After thankfully returning from The Lawley in one piece, Creative Writing took place at 7pm. For once I actually had a plan as to what we could do in Creative Writing thanks to Will Allott who has given us the chance to submit short radio plays for potential broadcast. Of course to do this, we would actually have to write up the radio plays which was the purpose of the session and whilst through discussion and the classic writer’s block, progress was admittedly limited this week, the hopes are high for a few coming to fruition in the not-too-distant future, myself trying to adapt some of my own writing for a more audible form and others considering original ideas for potential broadcast.
Wednesday 20th February
Having received a conditional offer from Manchester for Politics, Philosophy and Economics, Wednesday was spent at the Manchester open day with philosopher friend Georgia Bustin whose open day coincided. Using the first part of the day to explore the university and then later on a brief exploration of the city, comparisons were drawn between Shrewsbury and Manchester and to what extent life could be different in twelve months’ time.
The day was useful in gaining insight into the university, both atmospherically and technically and there was much experience with a jot of frivolity to be had as well. Regrettably, we accidentally missed our return train by a couple of minutes, ironically meaning we were unable to attend the philosophy lecture which was taking place at school later that evening.

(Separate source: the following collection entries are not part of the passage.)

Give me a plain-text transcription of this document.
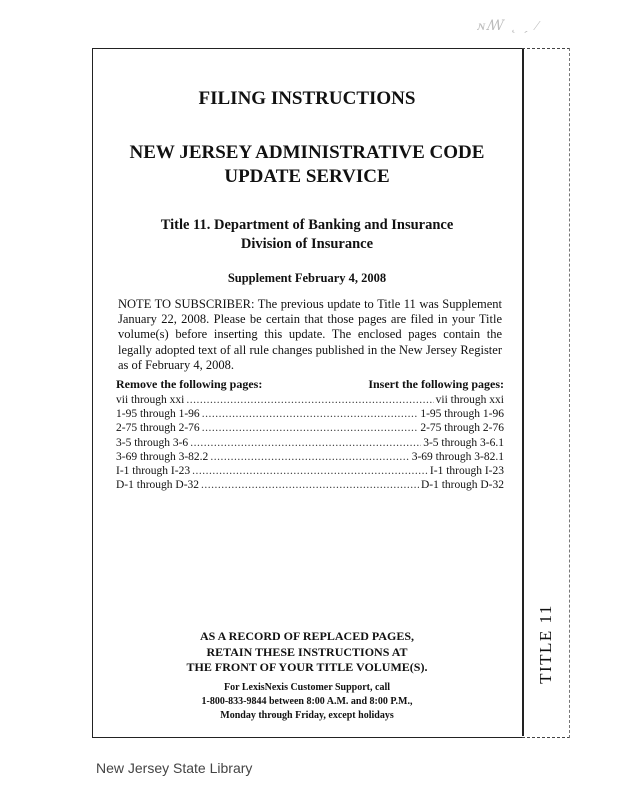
ɴꟿ ˛ ˏ ⁄
TITLE 11
FILING INSTRUCTIONS
NEW JERSEY ADMINISTRATIVE CODE
UPDATE SERVICE
Title 11. Department of Banking and Insurance
Division of Insurance
Supplement February 4, 2008
NOTE TO SUBSCRIBER: The previous update to Title 11 was Supplement January 22, 2008. Please be certain that those pages are filed in your Title volume(s) before inserting this update. The enclosed pages contain the legally adopted text of all rule changes published in the New Jersey Register as of February 4, 2008.
Remove the following pages:	Insert the following pages:
vii through xxi .....	vii through xxi
1-95 through 1-96 .....	1-95 through 1-96
2-75 through 2-76 .....	2-75 through 2-76
3-5 through 3-6 .....	3-5 through 3-6.1
3-69 through 3-82.2 .....	3-69 through 3-82.1
I-1 through I-23 .....	I-1 through I-23
D-1 through D-32 .....	D-1 through D-32
AS A RECORD OF REPLACED PAGES,
RETAIN THESE INSTRUCTIONS AT
THE FRONT OF YOUR TITLE VOLUME(S).
For LexisNexis Customer Support, call
1-800-833-9844 between 8:00 A.M. and 8:00 P.M.,
Monday through Friday, except holidays
New Jersey State Library
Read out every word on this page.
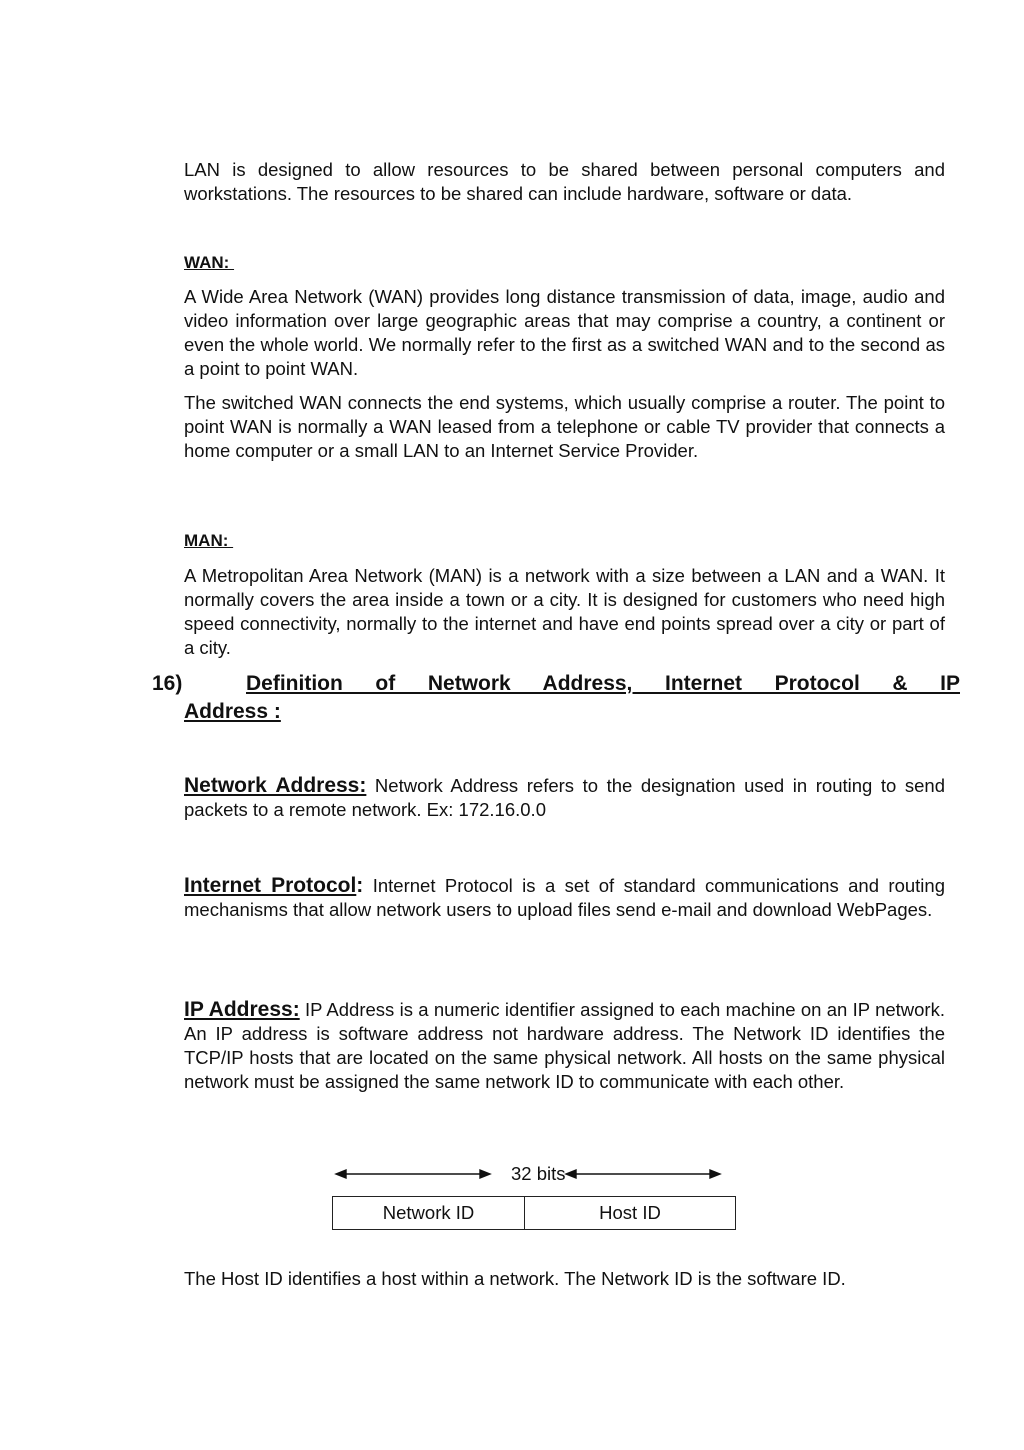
LAN is designed to allow resources to be shared between personal computers and workstations. The resources to be shared can include hardware, software or data.

WAN:

A Wide Area Network (WAN) provides long distance transmission of data, image, audio and video information over large geographic areas that may comprise a country, a continent or even the whole world. We normally refer to the first as a switched WAN and to the second as a point to point WAN.

The switched WAN connects the end systems, which usually comprise a router. The point to point WAN is normally a WAN leased from a telephone or cable TV provider that connects a home computer or a small LAN to an Internet Service Provider.

MAN:

A Metropolitan Area Network (MAN) is a network with a size between a LAN and a WAN. It normally covers the area inside a town or a city. It is designed for customers who need high speed connectivity, normally to the internet and have end points spread over a city or part of a city.

16)	Definition of Network Address, Internet Protocol & IP

Address :

Network Address: Network Address refers to the designation used in routing to send packets to a remote network. Ex: 172.16.0.0

Internet Protocol: Internet Protocol is a set of standard communications and routing mechanisms that allow network users to upload files send e-mail and download WebPages.

IP Address: IP Address is a numeric identifier assigned to each machine on an IP network. An IP address is software address not hardware address. The Network ID identifies the TCP/IP hosts that are located on the same physical network. All hosts on the same physical network must be assigned the same network ID to communicate with each other.

32 bits

Network ID	Host ID

The Host ID identifies a host within a network. The Network ID is the software ID.
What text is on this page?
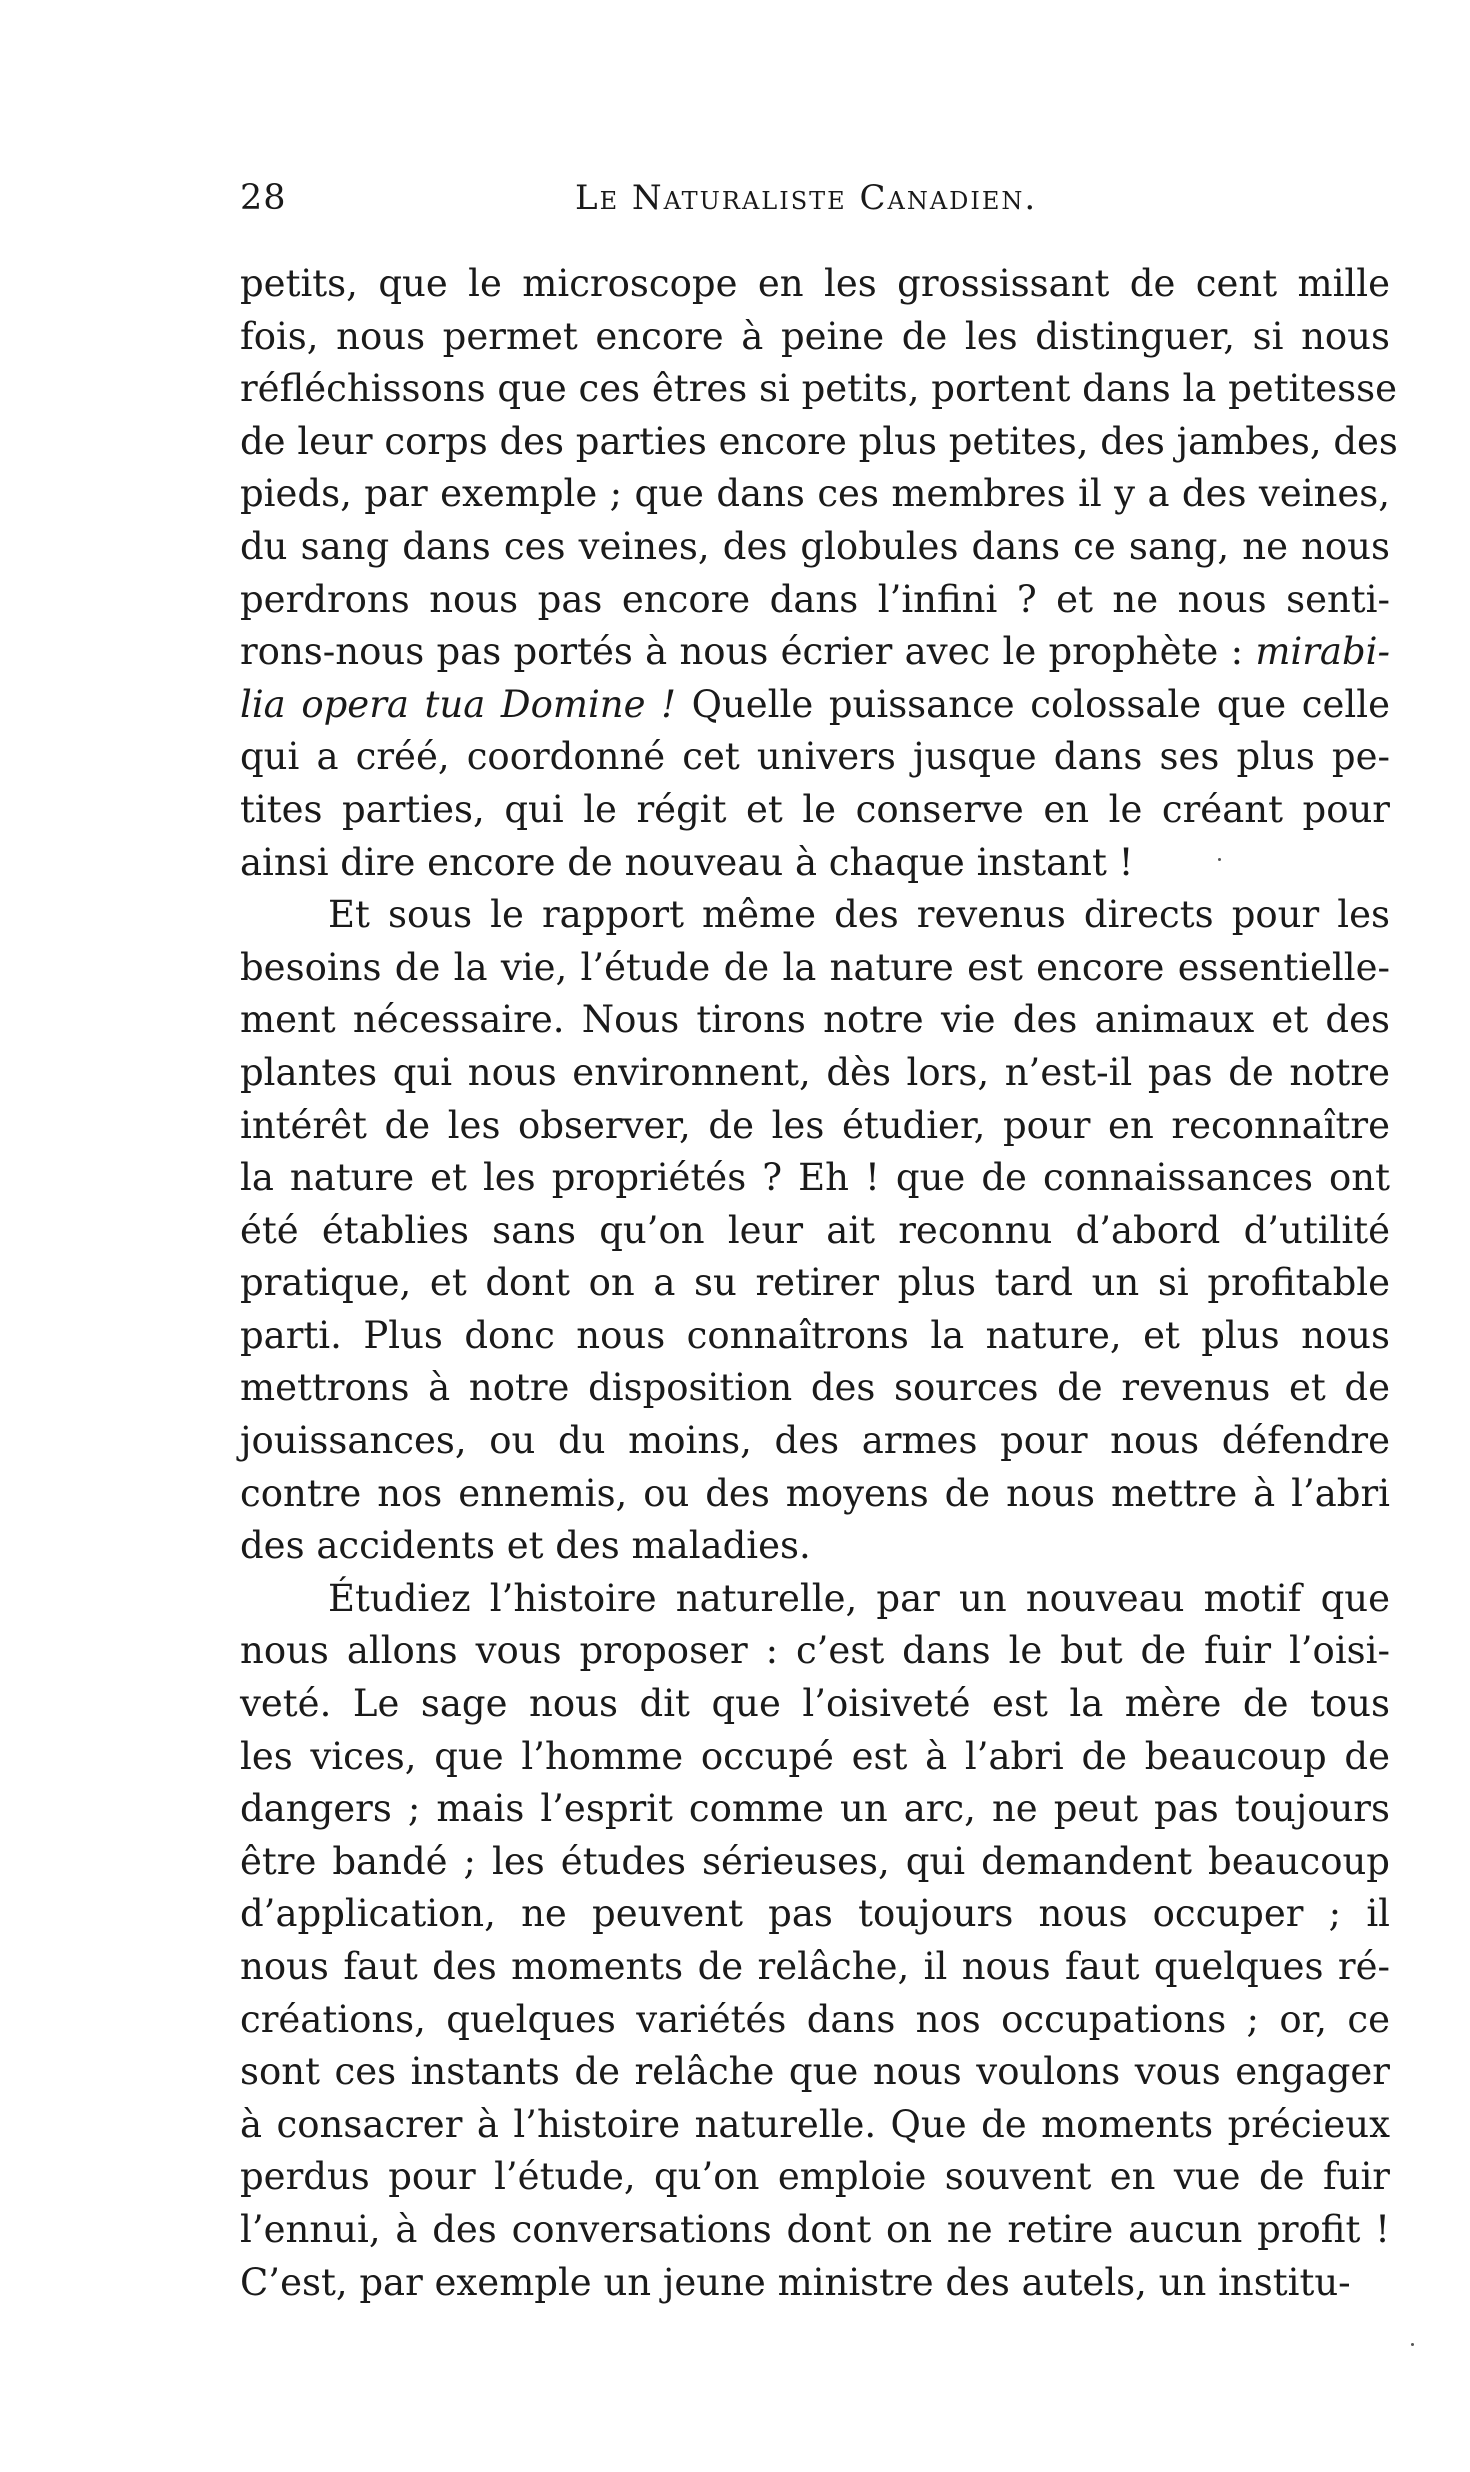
28	Le Naturaliste Canadien.
petits, que le microscope en les grossissant de cent mille
fois, nous permet encore à peine de les distinguer, si nous
réfléchissons que ces êtres si petits, portent dans la petitesse
de leur corps des parties encore plus petites, des jambes, des
pieds, par exemple ; que dans ces membres il y a des veines,
du sang dans ces veines, des globules dans ce sang, ne nous
perdrons nous pas encore dans l’infini ? et ne nous senti-
rons-nous pas portés à nous écrier avec le prophète : mirabi-
lia opera tua Domine ! Quelle puissance colossale que celle
qui a créé, coordonné cet univers jusque dans ses plus pe-
tites parties, qui le régit et le conserve en le créant pour
ainsi dire encore de nouveau à chaque instant !
Et sous le rapport même des revenus directs pour les
besoins de la vie, l’étude de la nature est encore essentielle-
ment nécessaire. Nous tirons notre vie des animaux et des
plantes qui nous environnent, dès lors, n’est-il pas de notre
intérêt de les observer, de les étudier, pour en reconnaître
la nature et les propriétés ? Eh ! que de connaissances ont
été établies sans qu’on leur ait reconnu d’abord d’utilité
pratique, et dont on a su retirer plus tard un si profitable
parti. Plus donc nous connaîtrons la nature, et plus nous
mettrons à notre disposition des sources de revenus et de
jouissances, ou du moins, des armes pour nous défendre
contre nos ennemis, ou des moyens de nous mettre à l’abri
des accidents et des maladies.
Étudiez l’histoire naturelle, par un nouveau motif que
nous allons vous proposer : c’est dans le but de fuir l’oisi-
veté. Le sage nous dit que l’oisiveté est la mère de tous
les vices, que l’homme occupé est à l’abri de beaucoup de
dangers ; mais l’esprit comme un arc, ne peut pas toujours
être bandé ; les études sérieuses, qui demandent beaucoup
d’application, ne peuvent pas toujours nous occuper ; il
nous faut des moments de relâche, il nous faut quelques ré-
créations, quelques variétés dans nos occupations ; or, ce
sont ces instants de relâche que nous voulons vous engager
à consacrer à l’histoire naturelle. Que de moments précieux
perdus pour l’étude, qu’on emploie souvent en vue de fuir
l’ennui, à des conversations dont on ne retire aucun profit !
C’est, par exemple un jeune ministre des autels, un institu-
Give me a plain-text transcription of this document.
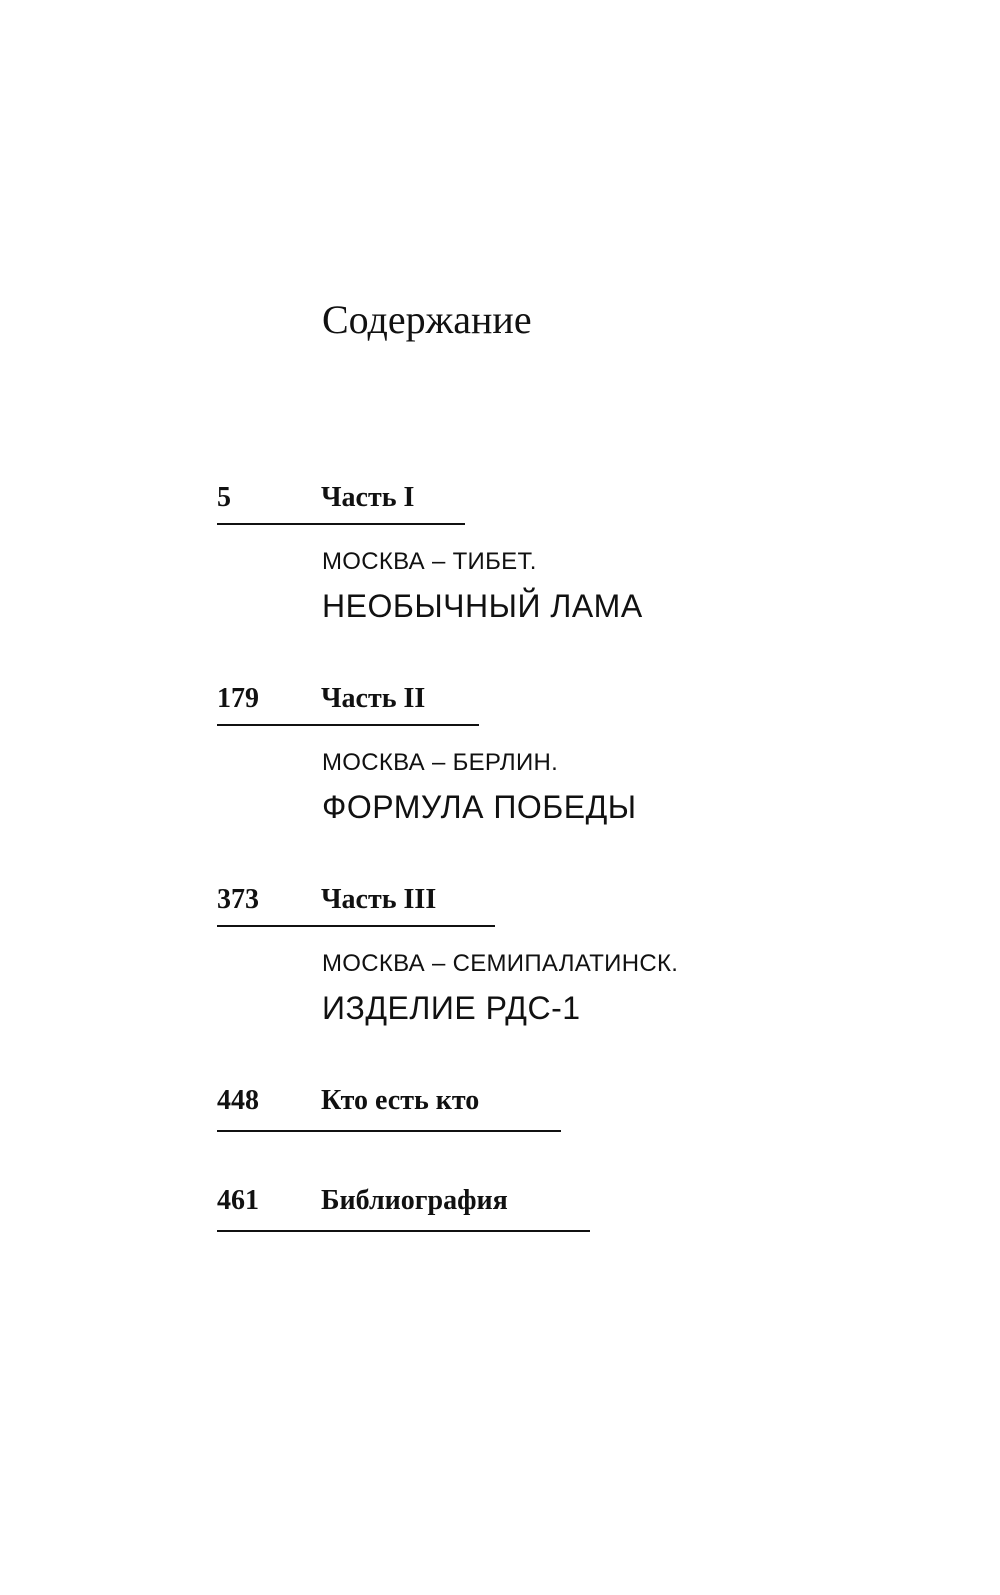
Содержание
5	Часть I
МОСКВА – ТИБЕТ.
НЕОБЫЧНЫЙ ЛАМА
179 Часть II
МОСКВА – БЕРЛИН.
ФОРМУЛА ПОБЕДЫ
373 Часть III
МОСКВА – СЕМИПАЛАТИНСК.
ИЗДЕЛИЕ РДС-1
448 Кто есть кто
461 Библиография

Always in search of a silver lining however, we were able to investigate the city for a short period more which allowed for a strong insight to the social potential of university.
Eventually returning and narrowly beating curfew, I was able to catch up with the work missed during the day as well as the banter as told by the perpetual source of humour within School House Upper Sixth, Sean, Alvin and Chetan, who informed me of the goings on of the day in my absence, although maybe with a degree of creative licence…difficult to discern.
Thursday 21st February
Through the ominous forces behind the forming of my timetable, my academic commitments finish at 10.30am on Thursday. To counter this, the first few hours of the day are jam-packed. Swimming at 7.15 until 8.00 then chapel at 8.30 always results in a mad dash before a double period of English Lit with Doc Law. With the preparations for coursework complete and the actual piece in the works, we turned our sights to the soon-to-be-examined ‘King Lear’, Shakespeare’s tremendous though somewhat bleak play. As an independent piece ‘King Lear’ is inspiring in sheer scale and plot but on a more subdued level, I can’t help but enjoy it due to the occasional parallel between the play and the ‘A Song of Ice and Fire’ series, though perhaps only clear to a fanatic such as myself.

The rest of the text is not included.